The most obvious expense will be in security measures, which were bumped up over the last 15 weeks of the year and ranged from a handful of guards at some buildings to full-scale revamping of access and parking procedures at others.

A tenant in a lower-profile, non-downtown building like Wilshire Courtyard could pay as little as an extra 6 cents a foot, according to Toliver Morris, leasing director for McCarthy Cook & Co., the building’s landlord. But for a higher profile downtown property, that figure could jump to 20 cents a foot, said Dan Gifford, partner at MaguirePartners, which owns and manages 6 million square feet downtown.

As a result, a tenant occupying a typical, 25,000-square-foot floor could get a $5,000 bill for added security costs alone.

Also bumping operational costs are insurance rates that had been increasing even before Sept. 11, according to Alexandra Glickman, managing director for insurance brokerage Arthur J. Gallagher & Co.’s real estate and hospitality services division.

“The market for property insurance was already starting to harden,” said Glickman. “People were looking at increases at 20 to 25 percent over the previous year. Then 9-11 shows up.”

As a result, the real effect on insurance-related pass-throughs won’t be felt until the end of this year, when the $50-$90 billion paid out for Sept. 11-related claims could cause rates to double the 25 to 30 cents a foot tenants had been paying.

Gas bill

The bill for last year’s energy crunch will come due this year for tenants in buildings outside L.A. Department of Water and Power and other municipal power agencies.
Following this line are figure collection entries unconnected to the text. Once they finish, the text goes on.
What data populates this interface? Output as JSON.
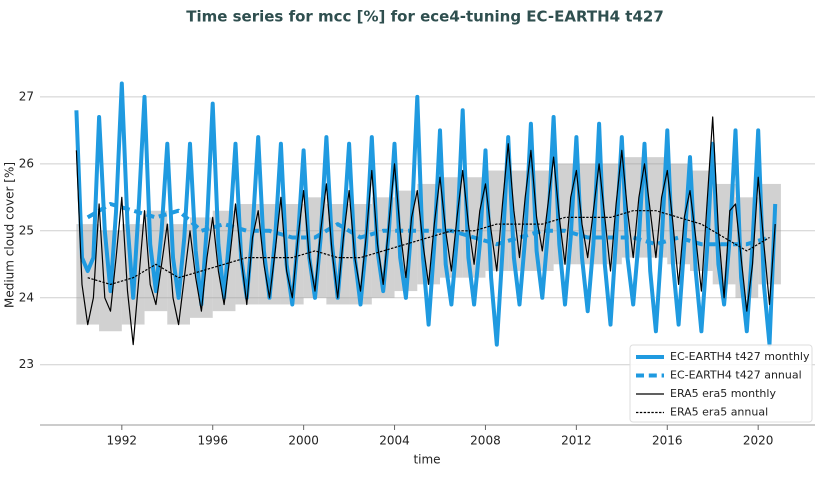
{
  "chart_data": {
    "type": "line",
    "title": "Time series for mcc [%] for ece4-tuning EC-EARTH4 t427",
    "xlabel": "time",
    "ylabel": "Medium cloud cover [%]",
    "xlim": [
      1988.4,
      2022.5
    ],
    "ylim": [
      22.1,
      27.7
    ],
    "xticks": [
      1992,
      1996,
      2000,
      2004,
      2008,
      2012,
      2016,
      2020
    ],
    "yticks": [
      23,
      24,
      25,
      26,
      27
    ],
    "grid": true,
    "legend": "lower right",
    "x": [
      1990,
      1990.25,
      1990.5,
      1990.75,
      1991,
      1991.25,
      1991.5,
      1991.75,
      1992,
      1992.25,
      1992.5,
      1992.75,
      1993,
      1993.25,
      1993.5,
      1993.75,
      1994,
      1994.25,
      1994.5,
      1994.75,
      1995,
      1995.25,
      1995.5,
      1995.75,
      1996,
      1996.25,
      1996.5,
      1996.75,
      1997,
      1997.25,
      1997.5,
      1997.75,
      1998,
      1998.25,
      1998.5,
      1998.75,
      1999,
      1999.25,
      1999.5,
      1999.75,
      2000,
      2000.25,
      2000.5,
      2000.75,
      2001,
      2001.25,
      2001.5,
      2001.75,
      2002,
      2002.25,
      2002.5,
      2002.75,
      2003,
      2003.25,
      2003.5,
      2003.75,
      2004,
      2004.25,
      2004.5,
      2004.75,
      2005,
      2005.25,
      2005.5,
      2005.75,
      2006,
      2006.25,
      2006.5,
      2006.75,
      2007,
      2007.25,
      2007.5,
      2007.75,
      2008,
      2008.25,
      2008.5,
      2008.75,
      2009,
      2009.25,
      2009.5,
      2009.75,
      2010,
      2010.25,
      2010.5,
      2010.75,
      2011,
      2011.25,
      2011.5,
      2011.75,
      2012,
      2012.25,
      2012.5,
      2012.75,
      2013,
      2013.25,
      2013.5,
      2013.75,
      2014,
      2014.25,
      2014.5,
      2014.75,
      2015,
      2015.25,
      2015.5,
      2015.75,
      2016,
      2016.25,
      2016.5,
      2016.75,
      2017,
      2017.25,
      2017.5,
      2017.75,
      2018,
      2018.25,
      2018.5,
      2018.75,
      2019,
      2019.25,
      2019.5,
      2019.75,
      2020,
      2020.25,
      2020.5,
      2020.75
    ],
    "series": [
      {
        "name": "EC-EARTH4 t427 monthly",
        "color": "#1f9ae0",
        "width": 4,
        "dash": false,
        "values": [
          26.8,
          24.6,
          24.4,
          24.6,
          26.7,
          25.0,
          24.1,
          25.3,
          27.2,
          25.1,
          24.0,
          25.4,
          27.0,
          24.8,
          24.1,
          25.0,
          26.3,
          24.6,
          24.0,
          24.9,
          26.3,
          24.7,
          23.9,
          25.1,
          26.9,
          24.8,
          24.0,
          25.0,
          26.3,
          24.6,
          24.0,
          25.0,
          26.4,
          24.7,
          24.0,
          24.9,
          26.3,
          24.5,
          23.9,
          24.9,
          26.2,
          24.6,
          24.0,
          24.9,
          26.4,
          24.8,
          24.0,
          25.0,
          26.3,
          24.6,
          23.9,
          24.8,
          26.4,
          24.7,
          24.1,
          25.0,
          26.3,
          24.6,
          24.0,
          25.1,
          27.0,
          24.6,
          23.6,
          24.8,
          26.5,
          24.5,
          23.9,
          24.9,
          26.8,
          24.6,
          23.9,
          24.8,
          26.2,
          24.3,
          23.3,
          24.7,
          26.4,
          24.6,
          23.9,
          24.9,
          26.6,
          24.7,
          24.0,
          25.0,
          26.7,
          24.8,
          23.9,
          24.9,
          26.4,
          24.6,
          23.8,
          24.8,
          26.6,
          24.5,
          23.6,
          24.9,
          26.4,
          24.6,
          23.9,
          24.9,
          26.3,
          24.4,
          23.5,
          24.8,
          26.5,
          24.5,
          23.6,
          24.8,
          26.1,
          24.4,
          23.5,
          24.7,
          26.3,
          24.5,
          23.9,
          24.9,
          26.5,
          24.3,
          23.5,
          24.8,
          26.5,
          24.2,
          23.3,
          25.4
        ]
      },
      {
        "name": "EC-EARTH4 t427 annual",
        "color": "#1f9ae0",
        "width": 4,
        "dash": true,
        "x": [
          1990.5,
          1991.5,
          1992.5,
          1993.5,
          1994.5,
          1995.5,
          1996.5,
          1997.5,
          1998.5,
          1999.5,
          2000.5,
          2001.5,
          2002.5,
          2003.5,
          2004.5,
          2005.5,
          2006.5,
          2007.5,
          2008.5,
          2009.5,
          2010.5,
          2011.5,
          2012.5,
          2013.5,
          2014.5,
          2015.5,
          2016.5,
          2017.5,
          2018.5,
          2019.5,
          2020.5
        ],
        "values": [
          25.2,
          25.4,
          25.3,
          25.2,
          25.3,
          25.0,
          25.1,
          25.0,
          25.0,
          24.9,
          24.9,
          25.1,
          24.9,
          25.0,
          25.0,
          25.0,
          25.0,
          24.9,
          24.8,
          24.9,
          25.0,
          25.0,
          24.9,
          24.9,
          24.9,
          24.8,
          24.9,
          24.8,
          24.8,
          24.8,
          24.9
        ]
      },
      {
        "name": "ERA5 era5 monthly",
        "color": "#000000",
        "width": 1.2,
        "dash": false,
        "values": [
          26.2,
          24.2,
          23.6,
          24.0,
          25.4,
          24.0,
          23.8,
          24.6,
          25.5,
          24.1,
          23.3,
          24.3,
          25.3,
          24.2,
          23.9,
          24.5,
          25.1,
          24.0,
          23.6,
          24.3,
          25.0,
          24.3,
          23.8,
          24.6,
          25.2,
          24.4,
          23.9,
          24.6,
          25.4,
          24.6,
          23.9,
          24.9,
          25.3,
          24.5,
          24.0,
          24.7,
          25.5,
          24.4,
          24.0,
          24.9,
          25.6,
          24.6,
          24.1,
          25.0,
          25.7,
          24.7,
          24.0,
          24.9,
          25.6,
          24.6,
          24.1,
          24.9,
          25.9,
          24.8,
          24.2,
          25.1,
          26.0,
          25.0,
          24.3,
          25.2,
          25.6,
          24.8,
          24.2,
          25.1,
          25.8,
          25.0,
          24.4,
          25.2,
          25.9,
          25.1,
          24.5,
          25.3,
          25.7,
          25.0,
          24.4,
          25.4,
          26.3,
          25.3,
          24.6,
          25.5,
          26.2,
          25.2,
          24.7,
          25.4,
          26.1,
          25.2,
          24.5,
          25.5,
          25.9,
          25.1,
          24.6,
          25.3,
          26.0,
          25.2,
          24.4,
          25.4,
          26.2,
          25.3,
          24.6,
          25.5,
          26.0,
          25.3,
          24.6,
          25.5,
          25.9,
          25.1,
          24.2,
          25.2,
          25.6,
          24.9,
          24.1,
          25.4,
          26.7,
          25.0,
          24.0,
          25.3,
          25.4,
          24.6,
          23.8,
          24.5,
          25.8,
          24.8,
          23.9,
          25.1
        ]
      },
      {
        "name": "ERA5 era5 annual",
        "color": "#000000",
        "width": 1.2,
        "dash": true,
        "x": [
          1990.5,
          1991.5,
          1992.5,
          1993.5,
          1994.5,
          1995.5,
          1996.5,
          1997.5,
          1998.5,
          1999.5,
          2000.5,
          2001.5,
          2002.5,
          2003.5,
          2004.5,
          2005.5,
          2006.5,
          2007.5,
          2008.5,
          2009.5,
          2010.5,
          2011.5,
          2012.5,
          2013.5,
          2014.5,
          2015.5,
          2016.5,
          2017.5,
          2018.5,
          2019.5,
          2020.5
        ],
        "values": [
          24.3,
          24.2,
          24.3,
          24.5,
          24.3,
          24.4,
          24.5,
          24.6,
          24.6,
          24.6,
          24.7,
          24.6,
          24.6,
          24.7,
          24.8,
          24.9,
          25.0,
          25.0,
          25.1,
          25.1,
          25.1,
          25.2,
          25.2,
          25.2,
          25.3,
          25.3,
          25.2,
          25.1,
          24.9,
          24.7,
          24.9
        ],
        "upper": [
          25.1,
          25.0,
          25.1,
          25.3,
          25.1,
          25.2,
          25.3,
          25.4,
          25.4,
          25.4,
          25.5,
          25.4,
          25.4,
          25.5,
          25.6,
          25.7,
          25.8,
          25.8,
          25.9,
          25.9,
          25.9,
          26.0,
          26.0,
          26.0,
          26.1,
          26.1,
          26.0,
          25.9,
          25.7,
          25.5,
          25.7
        ],
        "lower": [
          23.6,
          23.5,
          23.6,
          23.8,
          23.6,
          23.7,
          23.8,
          23.9,
          23.9,
          23.9,
          24.0,
          23.9,
          23.9,
          24.0,
          24.1,
          24.2,
          24.3,
          24.3,
          24.4,
          24.4,
          24.4,
          24.5,
          24.5,
          24.5,
          24.6,
          24.6,
          24.5,
          24.4,
          24.2,
          24.0,
          24.2
        ]
      }
    ]
  }
}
But even buildings served by municipal utilities in Glendale, Burbank and Pasadena were still hit with added costs from the increase in natural gas prices. Because of this, annual utility expenses for Tri-Cities buildings rose 25 cents a foot, to $2.20 in 2001, according to Cindi Langendoen, a Cushman & Wakefield Inc. assistant director.

On the Westside, particularly Santa Monica, with its less energy-efficient low-rise complexes surrounded by landscaping, the difference is more pronounced. One landlord estimated that Santa Monica tenants could see bills reflecting a 30 to 40 percent increase in utility costs.

While the utility-related bump is probably temporary, the effect of increased security and insurance rates is likely to continue over the next few years. Most real estate insurance policies have been adjusted to exclude acts of terror since September, forcing landlords to take on, and ultimately pass through to tenants, terrorism insurance costs that can run from 2 to 75 cents a foot, according to Glickman.

“From a tenant’s perspective, there’s sort of nothing to negotiate,” said real estate attorney Anton Natsis, partner with Allen Matkins Leck Gamble & Mallory. “Do you really want to tell a landlord, ‘let’s go cheap on security?'”

With security, the long-term effect on pass-through expenses will vary. With card access systems and “optical turnstiles” in lobbies, tenants in MaguirePartners-operated buildings like the Gas Tower and the KPMG Building can expect annual security pass-through expenses to be up to 60 cents a foot higher than 2000 levels.

“What we’ve found is that the (lead tenants) unanimously approved of the updated security program,” said Gifford, who acknowledged that some tenants would complain about the extra costs. “It’s virtually impossible to have people agree upon everything.”

Other downtown buildings have taken a less aggressive approach.

“Some buildings are going ahead with these costs, but others have loosened up on security, with managers saying it’s expensive, nothing has happened and it’s an inconvenience to us,” said Langendoen. “We’ve seen a wide gamut.”

All told, a tenant in a low profile building in Los Angeles could face as little as 10 cents-a-foot more for security, insurance and utility increases, while total operating expenses jumped 36 cents a foot for the typical downtown high-rise tenant, said Langendoen.